В один из таких дней к нам пришел начальник штаба Суворовского отряда Селезнев. Хотя я его раньше видел, но когда встретил, то не узнал: такой он был весь ободранный, обмерзший, страшный. Неделю назад, когда немцы окружили их отряд, он, оказывается, был в другом месте, в наряде, потерял своих и сколько потом ни искал их, не мог найти. Он шел по горам, шесть дней ничего не ел. Всюду, где бы он ни шел, он видел, как горят хаты, и ему казалось, что все горы объяты пламенем. Когда же он подошел к нашему «госпиталю» и увидел, что ему навстречу идут люди, я и Вожена, он без чувств упал на снег.
Селезнев семь дней прожил у нас. Он помог организовать наблюдательный пункт на лучшем месте, чем прежде, и, немного оправившись, стал ходить в разведку.
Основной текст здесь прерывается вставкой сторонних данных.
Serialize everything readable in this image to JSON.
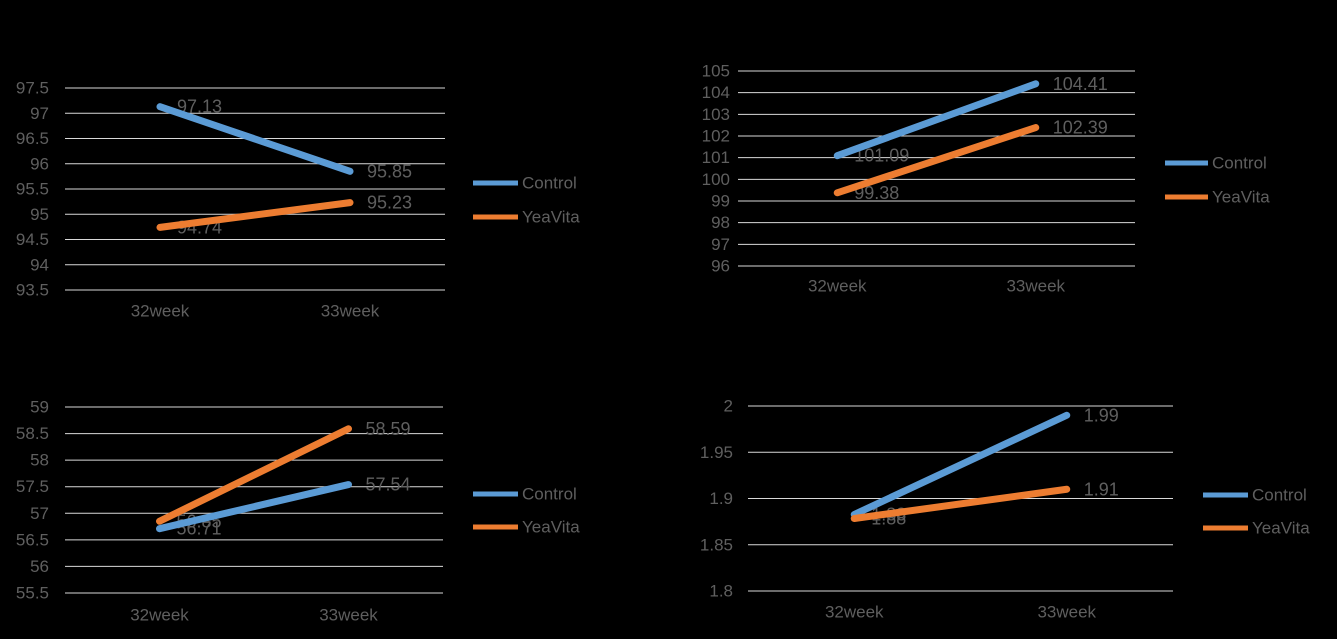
{
  "page": {
    "background_color": "#000000",
    "text_color": "#5f5f5f",
    "gridline_color": "#D9D9D9"
  },
  "chart_data": [
    {
      "id": "top-left",
      "type": "line",
      "title": "",
      "categories": [
        "32week",
        "33week"
      ],
      "series": [
        {
          "name": "Control",
          "color": "#5B9BD5",
          "values": [
            97.13,
            95.85
          ],
          "data_labels": [
            "97.13",
            "95.85"
          ]
        },
        {
          "name": "YeaVita",
          "color": "#ED7D31",
          "values": [
            94.74,
            95.23
          ],
          "data_labels": [
            "94.74",
            "95.23"
          ]
        }
      ],
      "ylim": [
        93.5,
        97.5
      ],
      "ystep": 0.5,
      "yticks": [
        "97.5",
        "97",
        "96.5",
        "96",
        "95.5",
        "95",
        "94.5",
        "94",
        "93.5"
      ],
      "grid": true,
      "legend": {
        "position": "right",
        "entries": [
          "Control",
          "YeaVita"
        ]
      }
    },
    {
      "id": "top-right",
      "type": "line",
      "title": "",
      "categories": [
        "32week",
        "33week"
      ],
      "series": [
        {
          "name": "Control",
          "color": "#5B9BD5",
          "values": [
            101.09,
            104.41
          ],
          "data_labels": [
            "101.09",
            "104.41"
          ]
        },
        {
          "name": "YeaVita",
          "color": "#ED7D31",
          "values": [
            99.38,
            102.39
          ],
          "data_labels": [
            "99.38",
            "102.39"
          ]
        }
      ],
      "ylim": [
        96,
        105
      ],
      "ystep": 1,
      "yticks": [
        "105",
        "104",
        "103",
        "102",
        "101",
        "100",
        "99",
        "98",
        "97",
        "96"
      ],
      "grid": true,
      "legend": {
        "position": "right",
        "entries": [
          "Control",
          "YeaVita"
        ]
      }
    },
    {
      "id": "bottom-left",
      "type": "line",
      "title": "",
      "categories": [
        "32week",
        "33week"
      ],
      "series": [
        {
          "name": "Control",
          "color": "#5B9BD5",
          "values": [
            56.71,
            57.54
          ],
          "data_labels": [
            "56.71",
            "57.54"
          ]
        },
        {
          "name": "YeaVita",
          "color": "#ED7D31",
          "values": [
            56.85,
            58.59
          ],
          "data_labels": [
            "56.85",
            "58.59"
          ]
        }
      ],
      "ylim": [
        55.5,
        59
      ],
      "ystep": 0.5,
      "yticks": [
        "59",
        "58.5",
        "58",
        "57.5",
        "57",
        "56.5",
        "56",
        "55.5"
      ],
      "grid": true,
      "legend": {
        "position": "right",
        "entries": [
          "Control",
          "YeaVita"
        ]
      }
    },
    {
      "id": "bottom-right",
      "type": "line",
      "title": "",
      "categories": [
        "32week",
        "33week"
      ],
      "series": [
        {
          "name": "Control",
          "color": "#5B9BD5",
          "values": [
            1.88,
            1.99
          ],
          "data_labels": [
            "1.88",
            "1.99"
          ]
        },
        {
          "name": "YeaVita",
          "color": "#ED7D31",
          "values": [
            1.88,
            1.91
          ],
          "data_labels": [
            "1.88",
            "1.91"
          ]
        }
      ],
      "ylim": [
        1.8,
        2
      ],
      "ystep": 0.05,
      "yticks": [
        "2",
        "1.95",
        "1.9",
        "1.85",
        "1.8"
      ],
      "grid": true,
      "legend": {
        "position": "right",
        "entries": [
          "Control",
          "YeaVita"
        ]
      }
    }
  ]
}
Во время второй или третьей разведки он наткнулся на разведчиков из отряда капитана Тихонова. Хотя он был еще очень болен, но, зная, что у нас осталось считанное количество продуктов, необходимых для раненых, все-таки решил уйти с разведчиками. Яну Холеша, который был с ним, он передал записку.
«Доктор! Мне стыдно дольше сидеть, объедать раненых. Встретил партизан. Ухожу с ними. До свиданья».
Так мы расстались с Селезневым.
В следующие несколько дней стало как будто немного тише! затихли пожары, и немцы стали меньше стрелять. Брат, уходя, оставил мне записку, в которой описывал место в Зверовской долине, где он под одной из сосен зарыл небольшое количество медикаментов и сделал на этой сосне зарубку. Раньше туда не было возможности добраться, потому что как раз в этом месте было немецкое стрельбище, но сейчас немцы ушли оттуда и были примерно в километре.
Я решил пойти туда, отыскать во что бы то ни стало эти медикаменты. Но меня ожидало большое разочарование. Брат, чтобы не было заметно, сделал зарубку у самых корней, а за эти две недели повсюду в Татрах намело снегу на полтора метра. Брат же, понадеявшись, что зарубка будет видна, не дал никаких других особых примет.
Три ночи ходил я и наугад разрывал снег у десятков деревьев, но дерева с зарубкой не нашел. А в долине стояли тысячи деревьев… И, зная, что где-то здесь лежат медикаменты, нужные мне до зарезу, я принужден был оставить мечту найти их.